Stoss: Der öffentliche Bereich, das ist eine der grundlegenden neuen Philosophien, die wir als ganz wichtig sehen. Österreich hat schon eine Charaktereigenschaft, die manche Länder nicht in dem ausgeprägten Maß haben, nämlich eine ausgeprägte Gastfreundschaft. Und diese wollen wir auch zelebrieren, die wollen wir auch zeigen und bieten wir auch allen an. Es haben schon einzelne Nationen angefragt, ob sie auch zu uns zum Feiern kommen können. Das ist schon einmal schön, das ist ein großes Lob, wenn man hier ausgewählt wird. Ich würde mir auch wünschen, dass möglichst viele Medienvertreter aus anderen Ländern in unser Haus kommen; die Welt beobachtet Österreich und sieht die österreichische Gastfreundschaft.

Sie stehen vor der Aufnahme in das IOC. Gibt es auch eine Einladung an Präsident Thomas Bach ins Österreich-Haus?
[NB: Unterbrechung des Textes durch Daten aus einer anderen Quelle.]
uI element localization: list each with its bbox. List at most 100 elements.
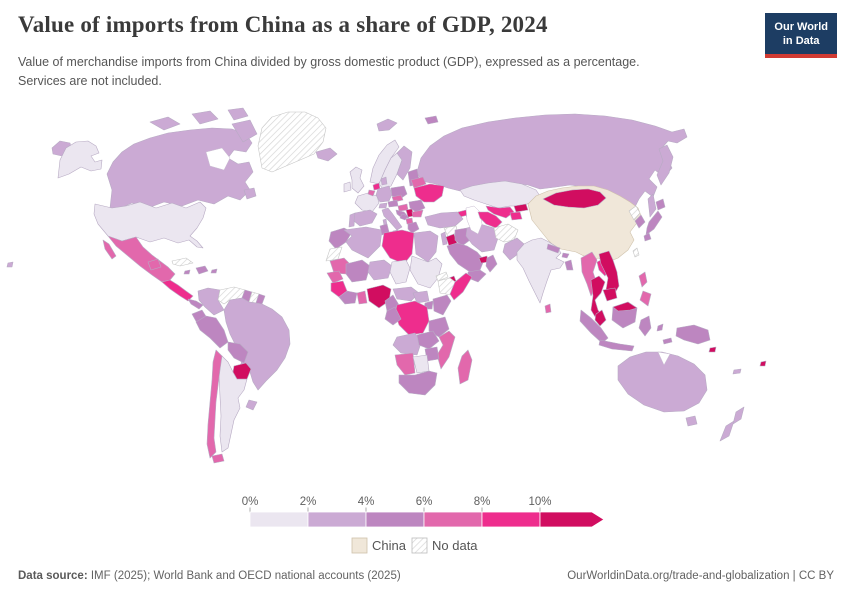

Stoss. Die gibt es an alle IOC-Mitglieder. Jeder versucht, die Leute in die olympischen Häuser zu bringen. Man weiß, die Franzosen haben besonders gute Sachen zu trinken, die Italiener haben besonders gute zu essen, und wir haben halt den Speck und den ‚Kas‘. Toll wäre, wenn wieder so etwas Freudiges passiert wie in Sotschi mit den Schweizern, dass für den eigenen Olympiasieger (Sandro Viletta/Anm.) das Haus gesperrt war und wir bieten uns dann als Plattform an. Das ist beste unbezahlte Werbung.